Cooper, the wildlife biologist, noted that the Station fire took out 
trees along the streams, such as white alder. Large trees are like 
straws, sucking water from rivers and streams, and in their absence, he 
said, there has been a measurable increase in stream levels in the 
Angeles National Forest. Elsewhere along the road, a row of roasted pine 
trees offered clues to the fire's behavior. Their brown needles point 
sideways, petrified at an acute angle, like a heavily gelled hairdo. 
This, the scientists explained, is an example of "fire freeze," the 
result of a hot wind blasting through, wringing the last drop of 
moisture out of the tree. Where some see withered plants and scoured 
hillsides, Beyers sees decades of patient aspiration come to fruition -- 
the "shooters and seeders." Trees that have lost limbs to fire will grow 
new, sturdier arms. Plants that have been annually depositing seeds in 
subterranean "seed banks" will be rewarded with young growth rising out 
of soil rejuvenated with nitrogen-bearing nutrients. "There are seeds in 
the soil here that have been waiting decades for this chance," she said 
wistfully. Indeed, for some growing things, fire is a bonanza. Certain 
species of conifers require heat to release seeds from their tightly 
closed cones. Some plants need the fire's heat to crack hard seed 
coatings in order to sprout. Some plants thrive on the chemicals 
produced from ash leaching into soil. Smaller bushes, crowded out by 
larger neighbors before the fire, flourish afterward in their newfound 
elbow room. The seed caches of ground-dwelling rodents will be 
disinterred, and the still-viable seeds dispersed by ants and birds, 
everyone pitching in to repair their habitat.

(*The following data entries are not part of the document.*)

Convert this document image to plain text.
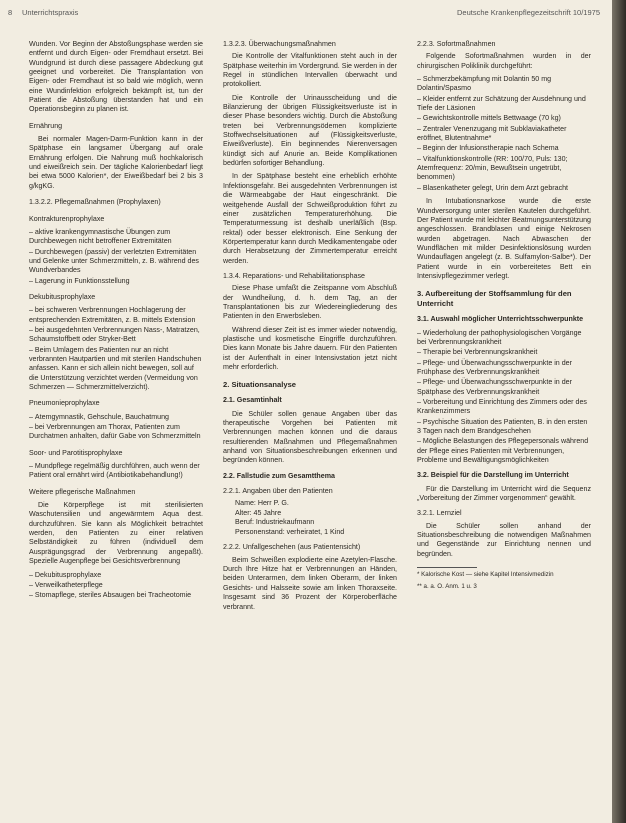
8 Unterrichtspraxis	Deutsche Krankenpflegezeitschrift 10/1975

Wunden. Vor Beginn der Abstoßungsphase werden sie entfernt und durch Eigen- oder Fremdhaut ersetzt. Bei Wundgrund ist durch diese passagere Abdeckung gut geeignet und vorbereitet. Die Transplantation von Eigen- oder Fremdhaut ist so bald wie möglich, wenn eine Wundinfektion erfolgreich bekämpft ist, tun der Patient die Abstoßung überstanden hat und ein Operationsbeginn zu planen ist.

Ernährung

Bei normaler Magen-Darm-Funktion kann in der Spätphase ein langsamer Übergang auf orale Ernährung erfolgen. Die Nahrung muß hochkalorisch und eiweißreich sein. Der tägliche Kalorienbedarf liegt bei etwa 5000 Kalorien*, der Eiweißbedarf bei 2 bis 3 g/kgKG.

1.3.2.2. Pflegemaßnahmen (Prophylaxen)
Kontrakturenprophylaxe
– aktive krankengymnastische Übungen zum Durchbewegen nicht betroffener Extremitäten
– Durchbewegen (passiv) der verletzten Extremitäten und Gelenke unter Schmerzmitteln, z. B. während des Wundverbandes
– Lagerung in Funktionsstellung
Dekubitusprophylaxe
– bei schweren Verbrennungen Hochlagerung der entsprechenden Extremitäten, z. B. mittels Extension
– bei ausgedehnten Verbrennungen Nass-, Matratzen, Schaumstoffbett oder Stryker-Bett
– Beim Umlagern des Patienten nur an nicht verbrannten Hautpartien und mit sterilen Handschuhen anfassen. Kann er sich allein nicht bewegen, soll auf die Unterstützung verzichtet werden (Vermeidung von Schmerzen — Schmerzmittelverzicht).
Pneumonieprophylaxe
– Atemgymnastik, Gehschule, Bauchatmung
– bei Verbrennungen am Thorax, Patienten zum Durchatmen anhalten, dafür Gabe von Schmerzmitteln
Soor- und Parotitisprophylaxe
– Mundpflege regelmäßig durchführen, auch wenn der Patient oral ernährt wird (Antibiotikabehandlung!)
Weitere pflegerische Maßnahmen

Die Körperpflege ist mit sterilisierten Waschutensilien und angewärmtem Aqua dest. durchzuführen. Sie kann als Möglichkeit betrachtet werden, den Patienten zu einer relativen Selbständigkeit zu führen (individuell dem Ausprägungsgrad der Verbrennung angepaßt). Spezielle Augenpflege bei Gesichtsverbrennung

– Dekubitusprophylaxe
– Verweilkatheterpflege
– Stomapflege, steriles Absaugen bei Tracheotomie
1.3.2.3. Überwachungsmaßnahmen

Die Kontrolle der Vitalfunktionen steht auch in der Spätphase weiterhin im Vordergrund. Sie werden in der Regel in stündlichen Intervallen überwacht und protokolliert.

Die Kontrolle der Urinausscheidung und die Bilanzierung der übrigen Flüssigkeitsverluste ist in dieser Phase besonders wichtig. Durch die Abstoßung treten bei Verbrennungsödemen komplizierte Stoffwechselsituationen auf (Flüssigkeitsverluste, Eiweißverluste). Ein beginnendes Nierenversagen kündigt sich auf Anurie an. Beide Komplikationen bedürfen sofortiger Behandlung.

In der Spätphase besteht eine erheblich erhöhte Infektionsgefahr. Bei ausgedehnten Verbrennungen ist die Wärmeabgabe der Haut eingeschränkt. Die weitgehende Ausfall der Schweißproduktion führt zu einer zusätzlichen Temperaturerhöhung. Die Temperaturmessung ist deshalb unerläßlich (Bsp. rektal) oder besser elektronisch. Eine Senkung der Körpertemperatur kann durch Medikamentengabe oder durch Herabsetzung der Zimmertemperatur erreicht werden.

1.3.4. Reparations- und Rehabilitationsphase

Diese Phase umfaßt die Zeitspanne vom Abschluß der Wundheilung, d. h. dem Tag, an der Transplantationen bis zur Wiedereingliederung des Patienten in den Erwerbsleben.

Während dieser Zeit ist es immer wieder notwendig, plastische und kosmetische Eingriffe durchzuführen. Dies kann Monate bis Jahre dauern. Für den Patienten ist der Aufenthalt in einer Intensivstation jetzt nicht mehr erforderlich.

2. Situationsanalyse
2.1. Gesamtinhalt

Die Schüler sollen genaue Angaben über das therapeutische Vorgehen bei Patienten mit Verbrennungen machen können und die daraus resultierenden Maßnahmen und Pflegemaßnahmen anhand von Situationsbeschreibungen erkennen und begründen können.

2.2. Fallstudie zum Gesamtthema
2.2.1. Angaben über den Patienten
Name: Herr P. G.
Alter: 45 Jahre
Beruf: Industriekaufmann
Personenstand: verheiratet, 1 Kind
2.2.2. Unfallgeschehen (aus Patientensicht)

Beim Schweißen explodierte eine Azetylen-Flasche. Durch Ihre Hitze hat er Verbrennungen an Händen, beiden Unterarmen, dem linken Oberarm, der linken Gesichts- und Halsseite sowie am linken Thoraxseite. Insgesamt sind 36 Prozent der Körperoberfläche verbrannt.

2.2.3. Sofortmaßnahmen

Folgende Sofortmaßnahmen wurden in der chirurgischen Poliklinik durchgeführt:

– Schmerzbekämpfung mit Dolantin 50 mg Dolantin/Spasmo
– Kleider entfernt zur Schätzung der Ausdehnung und Tiefe der Läsionen
– Gewichtskontrolle mittels Bettwaage (70 kg)
– Zentraler Venenzugang mit Subklaviakatheter eröffnet, Blutentnahme*
– Beginn der Infusionstherapie nach Schema
– Vitalfunktionskontrolle (RR: 100/70, Puls: 130; Atemfrequenz: 20/min, Bewußtsein ungetrübt, benommen)
– Blasenkatheter gelegt, Urin dem Arzt gebracht

In Intubationsnarkose wurde die erste Wundversorgung unter sterilen Kautelen durchgeführt. Der Patient wurde mit leichter Beatmungsunterstützung angeschlossen. Brandblasen und einige Nekrosen wurden abgetragen. Nach Abwaschen der Wundflächen mit milder Desinfektionslösung wurden Wundauflagen angelegt (z. B. Sulfamylon-Salbe*). Der Patient wurde in ein vorbereitetes Bett ein Intensivpflegezimmer verlegt.

3. Aufbereitung der Stoffsammlung für den Unterricht
3.1. Auswahl möglicher Unterrichtsschwerpunkte
– Wiederholung der pathophysiologischen Vorgänge bei Verbrennungskrankheit
– Therapie bei Verbrennungskrankheit
– Pflege- und Überwachungsschwerpunkte in der Frühphase des Verbrennungskrankheit
– Pflege- und Überwachungsschwerpunkte in der Spätphase des Verbrennungskrankheit
– Vorbereitung und Einrichtung des Zimmers oder des Krankenzimmers
– Psychische Situation des Patienten, B. in den ersten 3 Tagen nach dem Brandgeschehen
– Mögliche Belastungen des Pflegepersonals während der Pflege eines Patienten mit Verbrennungen, Probleme und Bewältigungsmöglichkeiten
3.2. Beispiel für die Darstellung im Unterricht

Für die Darstellung im Unterricht wird die Sequenz „Vorbereitung der Zimmer vorgenommen“ gewählt.

3.2.1. Lernziel

Die Schüler sollen anhand der Situationsbeschreibung die notwendigen Maßnahmen und Gegenstände zur Einrichtung nennen und begründen.

* Kalorische Kost — siehe Kapitel Intensivmedizin

** a. a. O. Anm. 1 u. 3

In the San Gabriels' chaparral system, more plants survive fire than 
most people think, Beyers said. That's explained, in part, because of 
"fire residence," or the length of time that flames and heat linger in a 
particular spot. Chaparral plant communities don't produce a lot of leaf 
litter or vegetation that accumulates on the ground, which would become 
fuel for fires. Then there is the profusion of wildflowers that will 
debut in the spring. The fire followers: purple lupines, morning 
glories, California poppies, larkspurs, wild sweet peas and snapdragons. 
"Ten years from now," Beyers said, taking in the charred hillside and 
smiling, "you can come back here and never know there was a fire at all."